Tennessee handgun carry permit holders will be allowed to take their guns into establishments serving alcohol Tuesday, although a variety of exceptions makes it unclear where exactly concealed weapons will be allowed.
Chancellor Claudia Bonnyman rejected on Monday on procedural grounds a claim for a temporary injunction, which would have prevented the law from taking effect. However, Bonnyman recommended the legal challenge brought forward by three restaurant owners, nine Nashville servers and four permit holders go forward in 90 days.
Bonnyman said the three restaurateurs and nine servers would not face immediate harm because the harm could be avoided by the posting of signs prohibiting guns on the premises. The new state law allows permit holders to carry guns into restaurants, but only if they are not consuming alcohol. Establishments may choose to ban guns on their own, and it is a Class A misdemeanor for disregarding an owner’s own handgun ban.
During Monday’s hearing, lead counsel for the plaintiffs David Randolph Smith argued that the new law was so vague that permit holders wouldn’t know where they could and couldn’t carry. The new law states guns are allowed only in establishments deriving most of their income from the sale of food.

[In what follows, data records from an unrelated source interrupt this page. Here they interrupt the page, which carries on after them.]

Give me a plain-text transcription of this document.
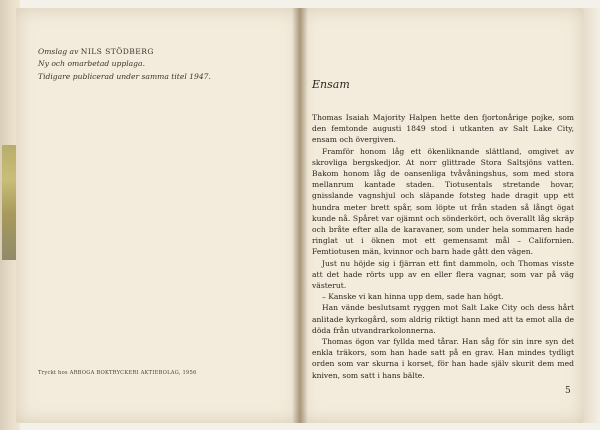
Omslag av NILS STÖDBERG
Ny och omarbetad upplaga.
Tidigare publicerad under samma titel 1947.
Tryckt hos ARBOGA BOKTRYCKERI AKTIEBOLAG, 1956
Ensam

Thomas Isaiah Majority Halpen hette den fjortonårige pojke, som den femtonde augusti 1849 stod i utkanten av Salt Lake City, ensam och övergiven.

Framför honom låg ett ökenliknande slättland, omgivet av skrovliga bergskedjor. At norr glittrade Stora Saltsjöns vatten. Bakom honom låg de oansenliga tvåvåningshus, som med stora mellanrum kantade staden. Tiotusentals stretande hovar, gnisslande vagnshjul och släpande fotsteg hade dragit upp ett hundra meter brett spår, som löpte ut från staden så långt ögat kunde nå. Spåret var ojämnt och sönderkört, och överallt låg skräp och bråte efter alla de karavaner, som under hela sommaren hade ringlat ut i öknen mot ett gemensamt mål – Californien. Femtiotusen män, kvinnor och barn hade gått den vägen.

Just nu höjde sig i fjärran ett fint dammoln, och Thomas visste att det hade rörts upp av en eller flera vagnar, som var på väg västerut.

– Kanske vi kan hinna upp dem, sade han högt.

Han vände beslutsamt ryggen mot Salt Lake City och dess hårt anlitade kyrkogård, som aldrig riktigt hann med att ta emot alla de döda från utvandrarkolonnerna.

Thomas ögon var fyllda med tårar. Han såg för sin inre syn det enkla träkors, som han hade satt på en grav. Han mindes tydligt orden som var skurna i korset, för han hade själv skurit dem med kniven, som satt i hans bälte.

5
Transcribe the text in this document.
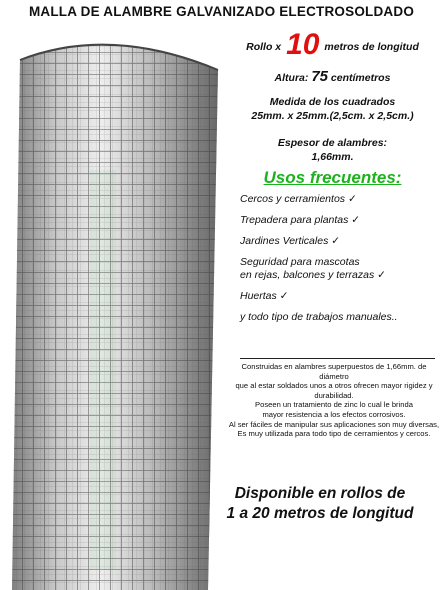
MALLA DE ALAMBRE GALVANIZADO ELECTROSOLDADO
Rollo x 10 metros de longitud
Altura: 75 centímetros
Medida de los cuadrados
25mm. x 25mm.(2,5cm. x 2,5cm.)
Espesor de alambres:
1,66mm.
Usos frecuentes:
Cercos y cerramientos ✓
Trepadera para plantas ✓
Jardines Verticales ✓
Seguridad para mascotas
en rejas, balcones y terrazas ✓
Huertas ✓
y todo tipo de trabajos manuales..
Construidas en alambres superpuestos de 1,66mm. de diámetro
que al estar soldados unos a otros ofrecen mayor rigidez y durabilidad.
Poseen un tratamiento de zinc lo cual le brinda
mayor resistencia a los efectos corrosivos.
Al ser fáciles de manipular sus aplicaciones son muy diversas,
Es muy utilizada para todo tipo de cerramientos y cercos.
Disponible en rollos de
1 a 20 metros de longitud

But the restaurateurs — who owned establishments like Sam’s Sports Bar, Cabana, Midtown Café, Sunset Grill and the Melrose Neighborhood Pub — argued that in certain months most of their income comes from alcohol and beer, while in other months it comes from food sales. Smith said permit holders would have difficulty discerning whether they were breaking the law by taking a gun into such an establishment.

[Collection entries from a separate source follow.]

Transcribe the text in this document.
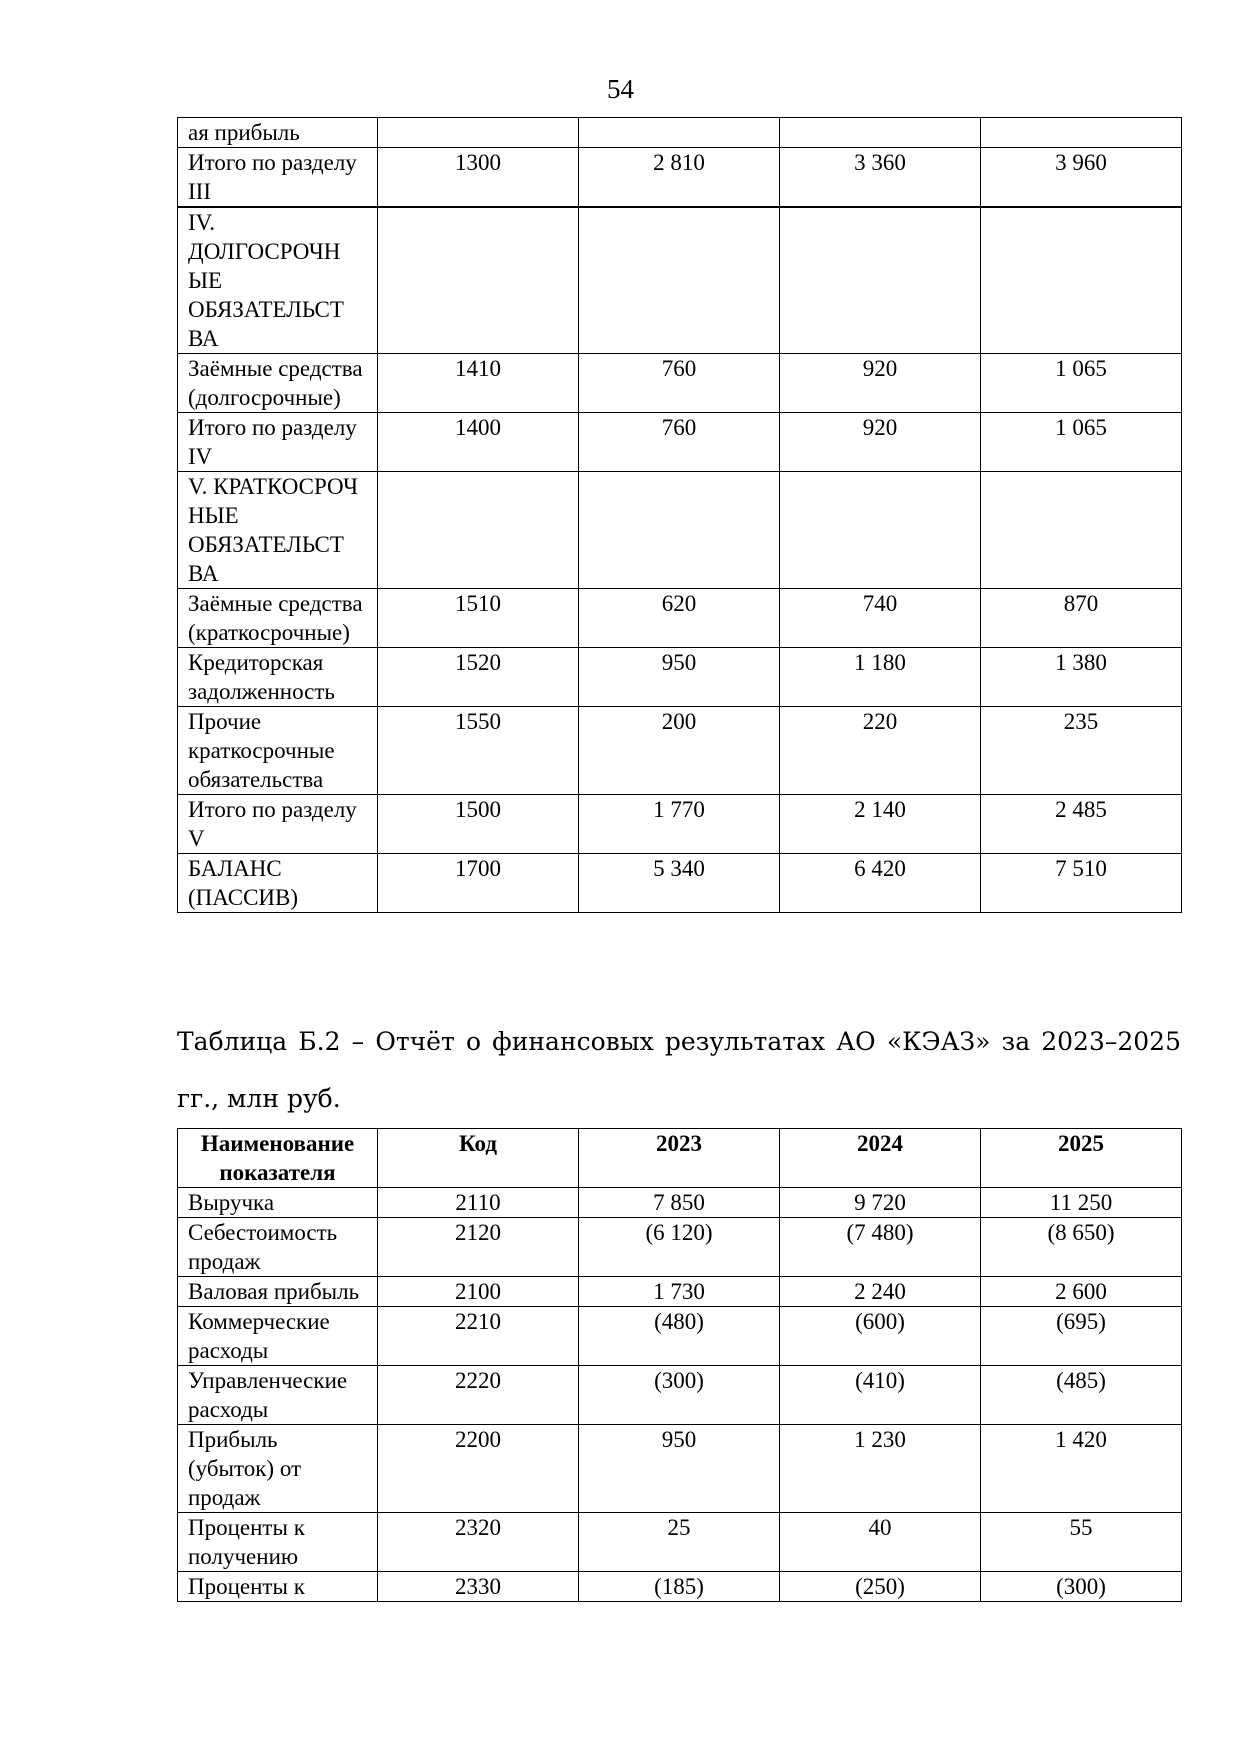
54
ая прибыль				
Итого по разделу III	1300	2 810	3 360	3 960
IV. ДОЛГОСРОЧН ЫЕ ОБЯЗАТЕЛЬСТ ВА				
Заёмные средства (долгосрочные)	1410	760	920	1 065
Итого по разделу IV	1400	760	920	1 065
V. КРАТКОСРОЧ НЫЕ ОБЯЗАТЕЛЬСТ ВА				
Заёмные средства (краткосрочные)	1510	620	740	870
Кредиторская задолженность	1520	950	1 180	1 380
Прочие краткосрочные обязательства	1550	200	220	235
Итого по разделу V	1500	1 770	2 140	2 485
БАЛАНС (ПАССИВ)	1700	5 340	6 420	7 510
Таблица Б.2 – Отчёт о финансовых результатах АО «КЭАЗ» за 2023–2025 гг., млн руб.
Наименование показателя	Код	2023	2024	2025
Выручка	2110	7 850	9 720	11 250
Себестоимость продаж	2120	(6 120)	(7 480)	(8 650)
Валовая прибыль	2100	1 730	2 240	2 600
Коммерческие расходы	2210	(480)	(600)	(695)
Управленческие расходы	2220	(300)	(410)	(485)
Прибыль (убыток) от продаж	2200	950	1 230	1 420
Проценты к получению	2320	25	40	55
Проценты к	2330	(185)	(250)	(300)
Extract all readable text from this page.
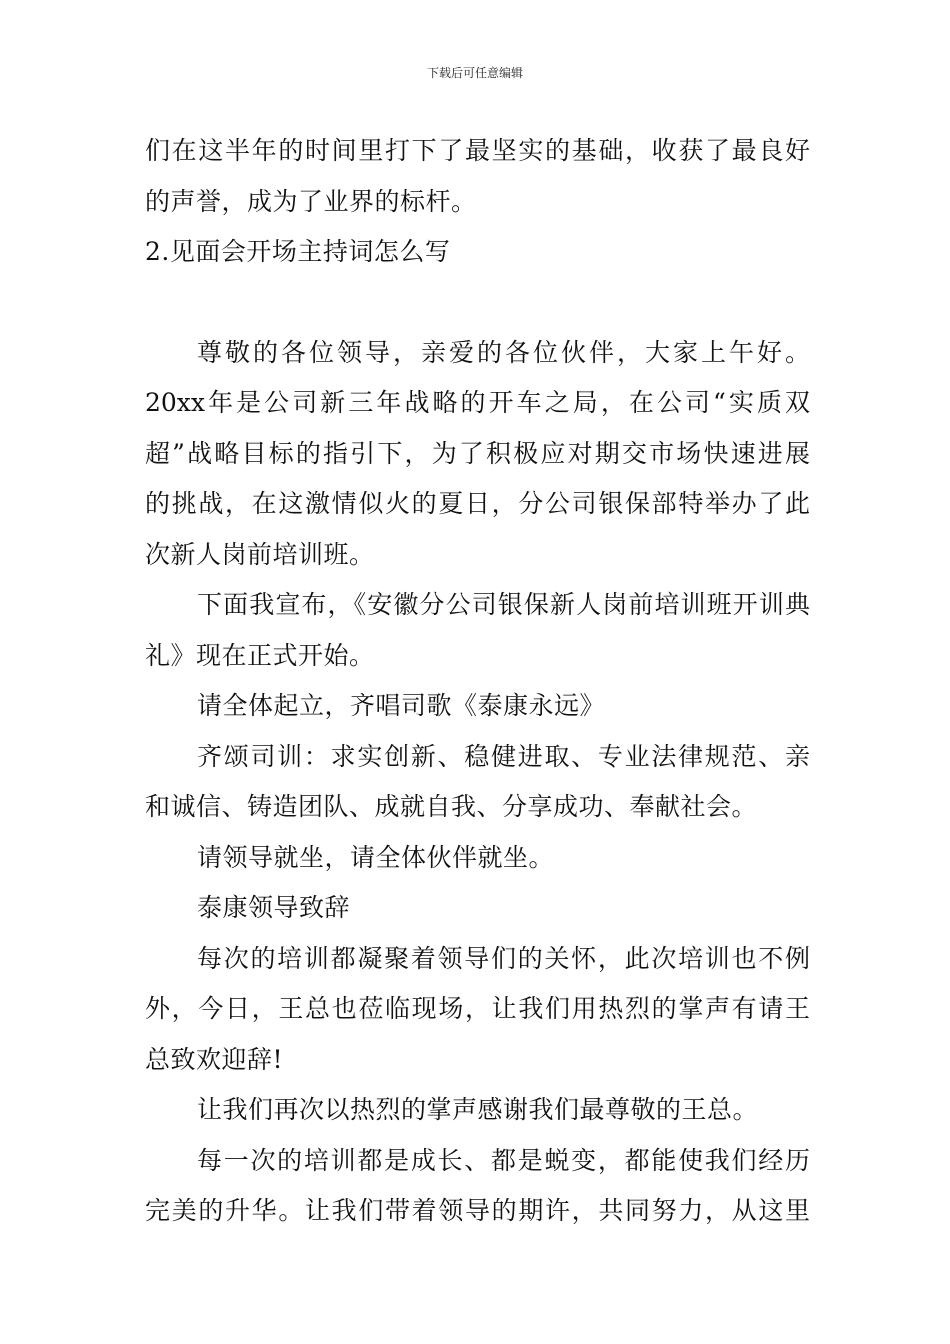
下载后可任意编辑
们在这半年的时间里打下了最坚实的基础，收获了最良好
的声誉，成为了业界的标杆。
2.见面会开场主持词怎么写
尊敬的各位领导，亲爱的各位伙伴，大家上午好。
20xx年是公司新三年战略的开车之局，在公司“实质双
超”战略目标的指引下，为了积极应对期交市场快速进展
的挑战，在这激情似火的夏日，分公司银保部特举办了此
次新人岗前培训班。
下面我宣布，《安徽分公司银保新人岗前培训班开训典
礼》现在正式开始。
请全体起立，齐唱司歌《泰康永远》
齐颂司训：求实创新、稳健进取、专业法律规范、亲
和诚信、铸造团队、成就自我、分享成功、奉献社会。
请领导就坐，请全体伙伴就坐。
泰康领导致辞
每次的培训都凝聚着领导们的关怀，此次培训也不例
外，今日，王总也莅临现场，让我们用热烈的掌声有请王
总致欢迎辞!
让我们再次以热烈的掌声感谢我们最尊敬的王总。
每一次的培训都是成长、都是蜕变，都能使我们经历
完美的升华。让我们带着领导的期许，共同努力，从这里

Smith pointed out that Tennessee would become the first state in the country to explicitly allow carry permit holders to take guns into places that serve alcohol.

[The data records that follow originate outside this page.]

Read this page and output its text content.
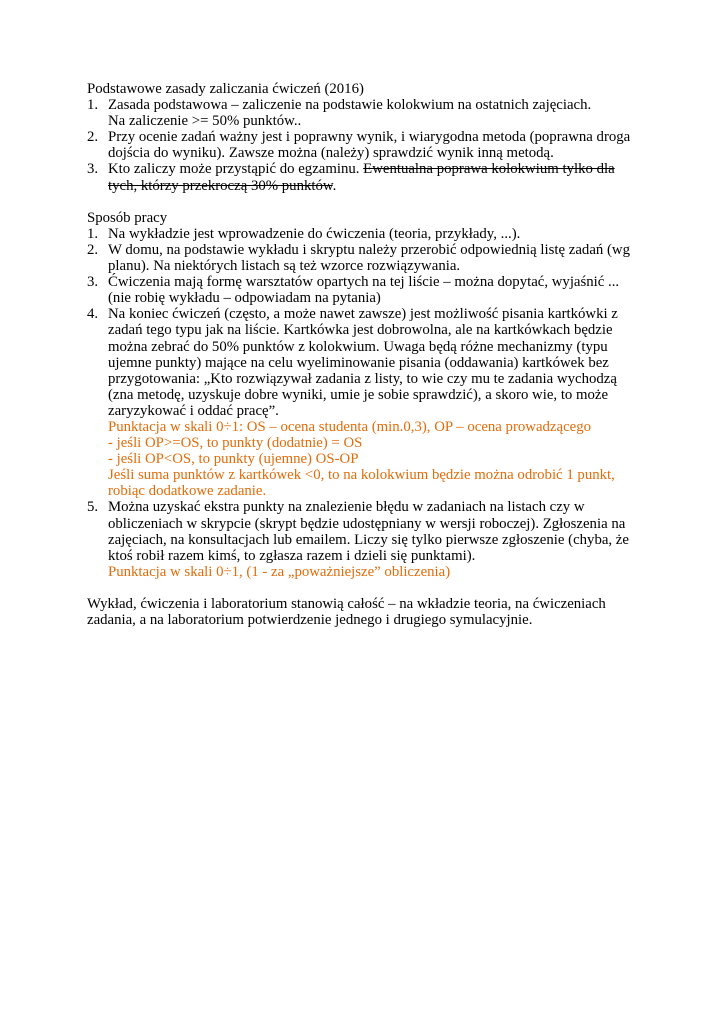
Podstawowe zasady zaliczania ćwiczeń (2016)

1. Zasada podstawowa – zaliczenie na podstawie kolokwium na ostatnich zajęciach.
Na zaliczenie >= 50% punktów..
2. Przy ocenie zadań ważny jest i poprawny wynik, i wiarygodna metoda (poprawna droga
dojścia do wyniku). Zawsze można (należy) sprawdzić wynik inną metodą.
3. Kto zaliczy może przystąpić do egzaminu. Ewentualna poprawa kolokwium tylko dla
tych, którzy przekroczą 30% punktów.

Sposób pracy

1. Na wykładzie jest wprowadzenie do ćwiczenia (teoria, przykłady, ...).
2. W domu, na podstawie wykładu i skryptu należy przerobić odpowiednią listę zadań (wg
planu). Na niektórych listach są też wzorce rozwiązywania.
3. Ćwiczenia mają formę warsztatów opartych na tej liście – można dopytać, wyjaśnić ...
(nie robię wykładu – odpowiadam na pytania)
4. Na koniec ćwiczeń (często, a może nawet zawsze) jest możliwość pisania kartkówki z
zadań tego typu jak na liście. Kartkówka jest dobrowolna, ale na kartkówkach będzie
można zebrać do 50% punktów z kolokwium. Uwaga będą różne mechanizmy (typu
ujemne punkty) mające na celu wyeliminowanie pisania (oddawania) kartkówek bez
przygotowania: „Kto rozwiązywał zadania z listy, to wie czy mu te zadania wychodzą
(zna metodę, uzyskuje dobre wyniki, umie je sobie sprawdzić), a skoro wie, to może
zaryzykować i oddać pracę”.
Punktacja w skali 0÷1: OS – ocena studenta (min.0,3), OP – ocena prowadzącego
- jeśli OP>=OS, to punkty (dodatnie) = OS
- jeśli OP<OS, to punkty (ujemne) OS-OP
Jeśli suma punktów z kartkówek <0, to na kolokwium będzie można odrobić 1 punkt,
robiąc dodatkowe zadanie.
5. Można uzyskać ekstra punkty na znalezienie błędu w zadaniach na listach czy w
obliczeniach w skrypcie (skrypt będzie udostępniany w wersji roboczej). Zgłoszenia na
zajęciach, na konsultacjach lub emailem. Liczy się tylko pierwsze zgłoszenie (chyba, że
ktoś robił razem kimś, to zgłasza razem i dzieli się punktami).
Punktacja w skali 0÷1, (1 - za „poważniejsze” obliczenia)
Wykład, ćwiczenia i laboratorium stanowią całość – na wkładzie teoria, na ćwiczeniach
zadania, a na laboratorium potwierdzenie jednego i drugiego symulacyjnie.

Bonnyman said the “void for vagueness” argument had “merit,” but said the court could not “leap over rules of civil procedure and declare whether the law can ever be enforced or not.”
Bonnyman suggested the plaintiffs and the defendant, Tennessee Attorney General Robert Cooper, file a hearing schedule and move the case ahead.
Earlier Monday, some high-profile organizations filed affidavits in support of the legal challenge to the guns-in-bars law. Metro Police Chief Ronal Serpas filed an affidavit stating the new law would be difficult for officers to enforce. Serpas’s affidavit stated that guns and alcohol were a dangerous mix.
Also filing affidavits opposing the law were the Nashville Area Chamber of Commerce, along with the Nashville Convention and Visitors Bureau.